Суворов приказал отслужить торжественный молебен, написал поздравительное письмо барону Краю и объявил благодарность войскам осадного корпуса. Во Франции сдача Мантуи произвела всеобщее оцепенение и была принята как позор для французского оружия; Фуасак-Латура предали суду и приговорили к лишению мундира. В Австрии впечатление было разумеется самое радостное; ни одна победа Суворова не ценилась так высоко, как овладение Мантуей. Император Павел тоже был в высшей степени доволен, что и ознаменовал возведением Суворова в княжеское достоинство с титулом Италийского. "Примите воздаяние за славные подвиги ваши", писал он в рескрипте 9 августа: "да пребудет память их на потомках ваших к чести их и славе России". Суворов просил о награждении Края, но Государь не согласился, по той причине, что "Римский император трудно признает услуги и воздает за спасение своих земель учителю и предводителю его войск".
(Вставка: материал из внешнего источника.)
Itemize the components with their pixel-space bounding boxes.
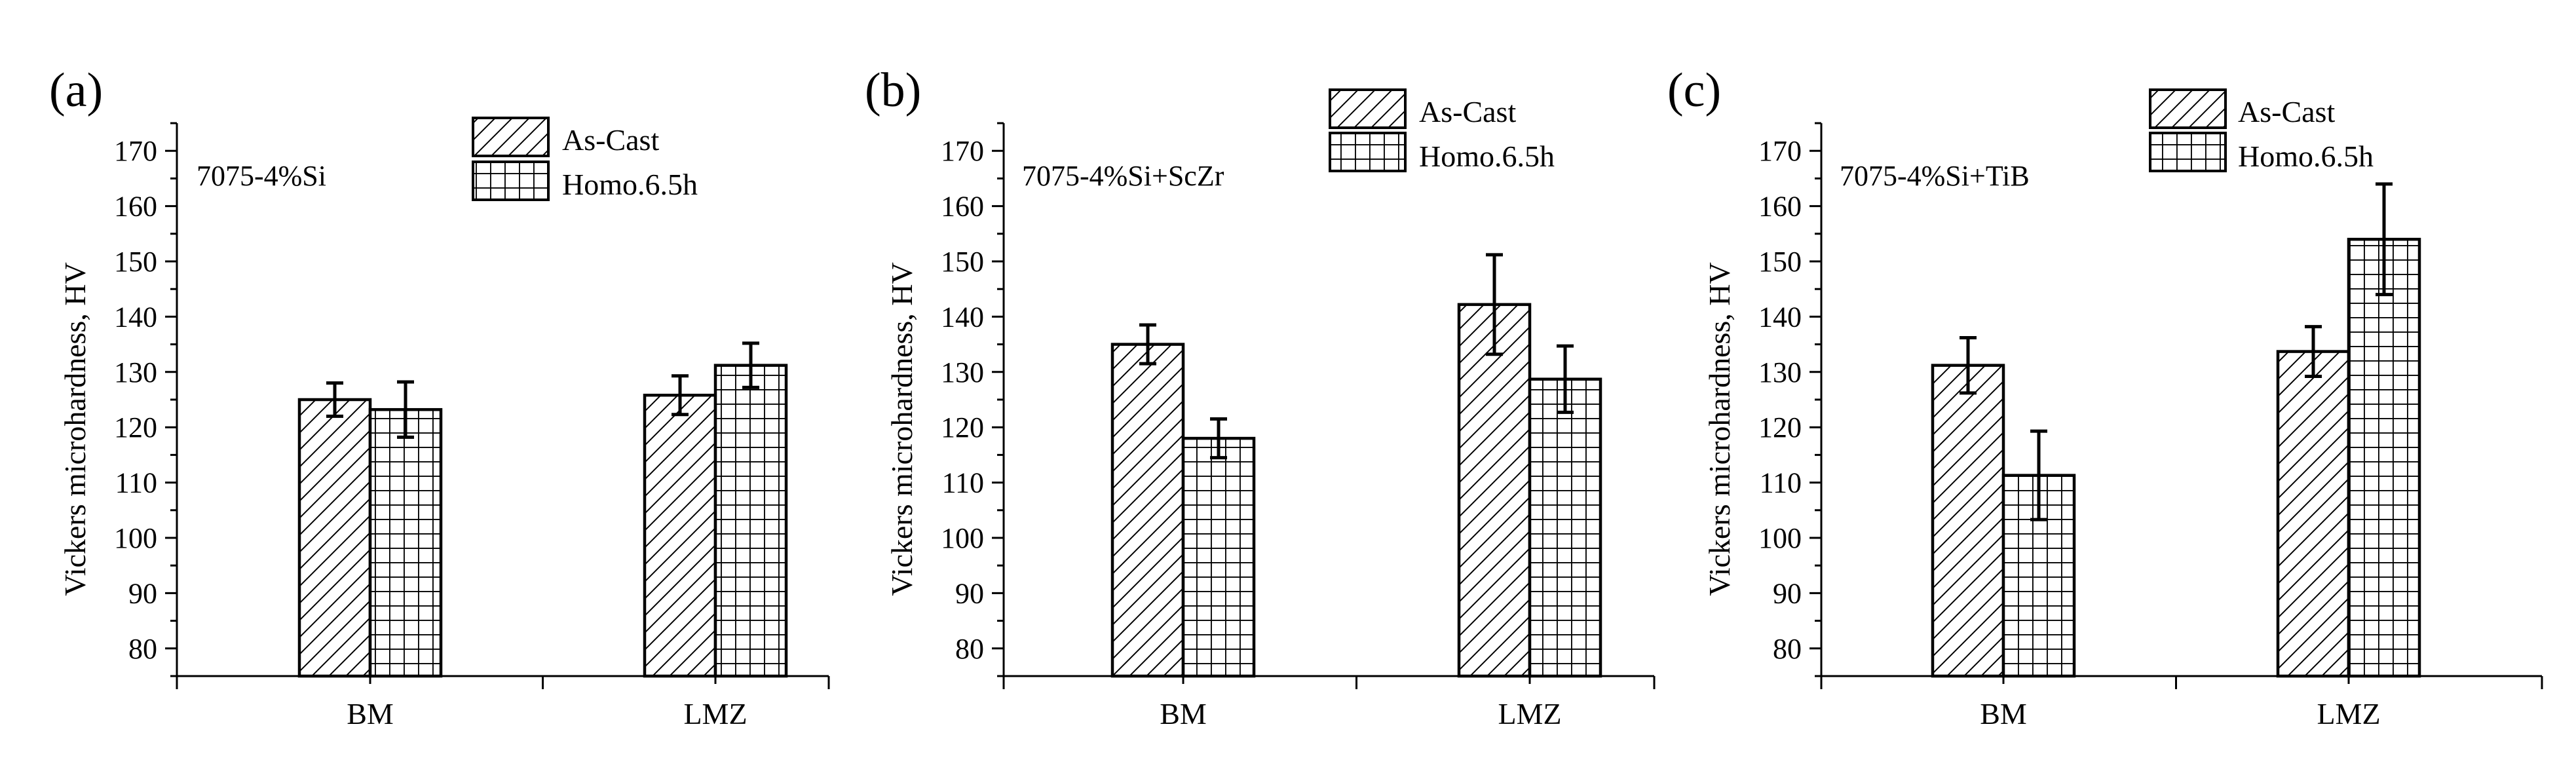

Не меньше кого бы то ни было был доволен взятием Мантуи сам Суворов и в письме к Хвостову изобразил это счастливо - оконченное предприятие таким образом. "Прииде на Мантуу и бысть тма во всей стране до часа девятого, о девятом же часе завеса церковная раздрася с вышнего края до нижнего, и бысть глас коменданта к Краю: спаси мя и с присными, яко неции от зде седящих не имут веры, дондеже приидет час спасти жизнь их от лютой смерти. И потрясеся земля, и камение распадеся, и прииде Край спасти души страждущих" 5. Суворов был рад не потому, что получил княжеский титул (об этом он узнал спустя месяц), а из открывшейся, по его мнению, возможности - свободно, без стеснений и преград, повести наступательную войну по своей мысли. Он не переставал готовиться к движению в Генуэзскую Ривьеру с самого поражения Макдональда на Треббии и только ждал, чтобы с точки зрения Венского кабинета наступила практическая к тому возможность. Теперь, по взятии Мантуи, пора эта казалось подошла, и он на другой же день написал Меласу, что можно приступить к выполнению предположенного наступательного движения безотлагательно. Но и на этот раз Суворов не избег разочарования, которое было тем тяжеле, что в средней и полуденной Италии события не ждали, назревали одно за другим и привели к окончательному изгнанию Французов и восстановлению прежнего порядка вещей.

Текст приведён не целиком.